Re: [PATCH] ublk_drv: don't call task_work_add for queueing io commands

[Date Prev][Date Next][Thread Prev][Thread Next][Date Index][Thread Index]

 



On 2022/10/25 23:17, Ming Lei wrote:
> On Tue, Oct 25, 2022 at 04:43:56PM +0800, Ziyang Zhang wrote:
>> On 2022/10/25 15:46, Ziyang Zhang wrote:
>>> On 2022/10/25 15:19, Ming Lei wrote:
>>>> On Tue, Oct 25, 2022 at 11:15:57AM +0800, Ziyang Zhang wrote:
>>>>> On 2022/10/24 21:20, Ming Lei wrote:
>>>>>> Hello Ziyang,
>>>>>>
>>>>>> On Mon, Oct 24, 2022 at 05:48:51PM +0800, Ziyang Zhang wrote:
>>>>>>> On 2022/10/23 17:38, Ming Lei wrote:
>>>>>>>> task_work_add() is used for waking ubq daemon task with one batch
>>>>>>>> of io requests/commands queued. However, task_work_add() isn't
>>>>>>>> exported for module code, and it is still debatable if the symbol
>>>>>>>> should be exported.
>>>>>>>>
>>>>>>>> Fortunately we still have io_uring_cmd_complete_in_task() which just
>>>>>>>> can't handle batched wakeup for us.
>>>>>>>>
>>>>>>>> Add one one llist into ublk_queue and call io_uring_cmd_complete_in_task()

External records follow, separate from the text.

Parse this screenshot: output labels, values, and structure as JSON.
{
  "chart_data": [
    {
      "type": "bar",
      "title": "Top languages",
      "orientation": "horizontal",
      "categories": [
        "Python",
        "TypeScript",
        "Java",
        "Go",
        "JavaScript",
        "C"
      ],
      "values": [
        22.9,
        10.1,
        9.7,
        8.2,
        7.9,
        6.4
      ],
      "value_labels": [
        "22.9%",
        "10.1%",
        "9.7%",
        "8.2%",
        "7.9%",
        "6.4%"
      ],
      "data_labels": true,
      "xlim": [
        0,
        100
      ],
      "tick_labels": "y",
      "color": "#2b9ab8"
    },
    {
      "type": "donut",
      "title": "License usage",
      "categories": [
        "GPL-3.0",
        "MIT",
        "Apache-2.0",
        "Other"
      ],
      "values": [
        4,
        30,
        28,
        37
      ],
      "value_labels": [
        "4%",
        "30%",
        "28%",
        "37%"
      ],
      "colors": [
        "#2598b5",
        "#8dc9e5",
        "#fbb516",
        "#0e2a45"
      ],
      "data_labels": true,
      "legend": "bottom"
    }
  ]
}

>>>>>>>> via current command for running them via task work.
>>>>>>>>
>>>>>>>> This way cleans up current code a lot, meantime allow us to wakeup
>>>>>>>> ubq daemon task after queueing batched requests/io commands.
>>>>>>>>
>>>>>>>
>>>>>>>
>>>>>>> Hi, Ming
>>>>>>>
>>>>>>> This patch works and I have run some tests to compare current version(ucmd)

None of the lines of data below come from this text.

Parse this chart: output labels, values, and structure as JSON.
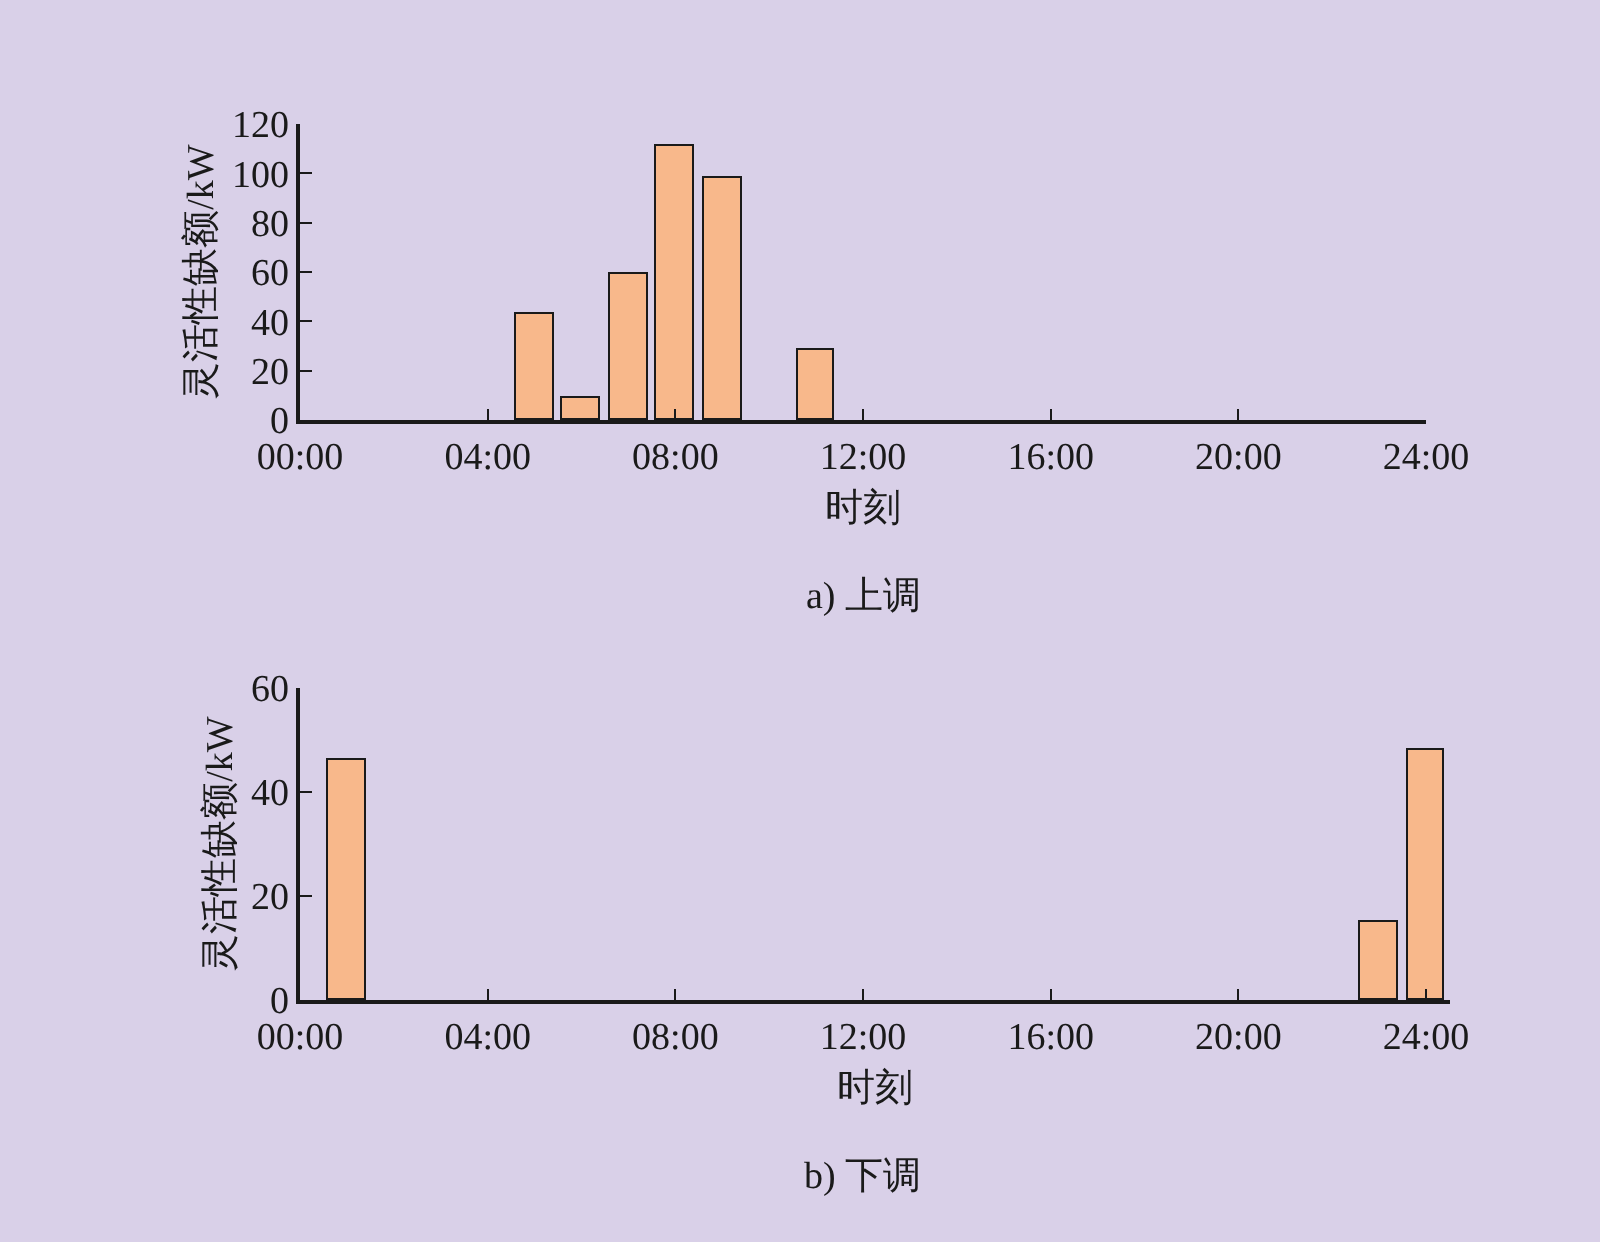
{
  "chart_data": [
    {
      "type": "bar",
      "title": "a) 上调",
      "xlabel": "时刻",
      "ylabel": "灵活性缺额/kW",
      "x": [
        5,
        6,
        7,
        8,
        9,
        11
      ],
      "values": [
        43,
        9,
        59,
        111,
        98,
        28
      ],
      "color": "#f8b88b",
      "xlim": [
        0,
        24
      ],
      "xticks": [
        {
          "value": 0,
          "label": "00:00"
        },
        {
          "value": 4,
          "label": "04:00"
        },
        {
          "value": 8,
          "label": "08:00"
        },
        {
          "value": 12,
          "label": "12:00"
        },
        {
          "value": 16,
          "label": "16:00"
        },
        {
          "value": 20,
          "label": "20:00"
        },
        {
          "value": 24,
          "label": "24:00"
        }
      ],
      "ylim": [
        0,
        120
      ],
      "yticks": [
        0,
        20,
        40,
        60,
        80,
        100,
        120
      ]
    },
    {
      "type": "bar",
      "title": "b) 下调",
      "xlabel": "时刻",
      "ylabel": "灵活性缺额/kW",
      "x": [
        1,
        23,
        24
      ],
      "values": [
        46,
        15,
        48
      ],
      "color": "#f8b88b",
      "xlim": [
        0,
        24.5
      ],
      "xticks": [
        {
          "value": 0,
          "label": "00:00"
        },
        {
          "value": 4,
          "label": "04:00"
        },
        {
          "value": 8,
          "label": "08:00"
        },
        {
          "value": 12,
          "label": "12:00"
        },
        {
          "value": 16,
          "label": "16:00"
        },
        {
          "value": 20,
          "label": "20:00"
        },
        {
          "value": 24,
          "label": "24:00"
        }
      ],
      "ylim": [
        0,
        60
      ],
      "yticks": [
        0,
        20,
        40,
        60
      ]
    }
  ]
}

>>>>>>> with your patch(ucmd-batch).
>>>>>>>
>>>>>>> iodepth=128 numjobs=1 direct=1 bs=4k
>>>>>>>
>>>>>>> --------------------------------------------
>>>>>>> ublk loop target, the backend is a file.
>>>>>>> IOPS(k)
>>>>>>>
>>>>>>> type		ucmd		ucmd-batch
>>>>>>> seq-read	54.7		54.2	
>>>>>>> rand-read	52.8		52.0
>>>>>>>
>>>>>>> --------------------------------------------
>>>>>>> ublk null target
>>>>>>> IOPS(k)
>>>>>>>
>>>>>>> type		ucmd		ucmd-batch
>>>>>>> seq-read	257		257
>>>>>>> rand-read	252		253
>>>>>>>
>>>>>>>
>>>>>>> I find that io_req_task_work_add() puts task_work node into a llist
>>>>>>> first, then it may call task_work_add() to run batched task_works. So do we really
>>>>>>> need such llist in ublk_drv? I think io_uring has already considered task_work batch
>>>>>>> optimization.
>>>>>>>
>>>>>>> BTW, task_work_add() in ublk_drv achieves
>>>>>>> higher IOPS(about 5-10% on my machine) than io_uring_cmd_complete_in_task()
>>>>>>> in ublk_drv.
>>>>>>
>>>>>> Yeah, that is same with my observation, and motivation of this patch is
>>>>>> to get same performance with task_work_add by building ublk_drv as
>>>>>> module. One win of task_work_add() is that we get exact batching info
>>>>>> meantime only send TWA_SIGNAL_NO_IPI for whole batch, that is basically
>>>>>> what the patch is doing, but needs help of the following ublksrv patch:
>>>>>>
>>>>>> https://github.com/ming1/ubdsrv/commit/dce6d1d222023c1641292713b311ced01e6dc548
>>>>>>
>>>>>> which sets IORING_SETUP_COOP_TASKRUN for ublksrv's uring, then
>>>>>> io_uring_cmd_complete_in_task will notify via TWA_SIGNAL_NO_IPI, and 5+%
>>>>>> IOPS boost is observed on loop/001 by putting image on SSD in my test
>>>>>> VM.
>>>>>
>>>>> Hi Ming,
>>>>>
>>>>> I have added this ublksrv patch and run the above test again.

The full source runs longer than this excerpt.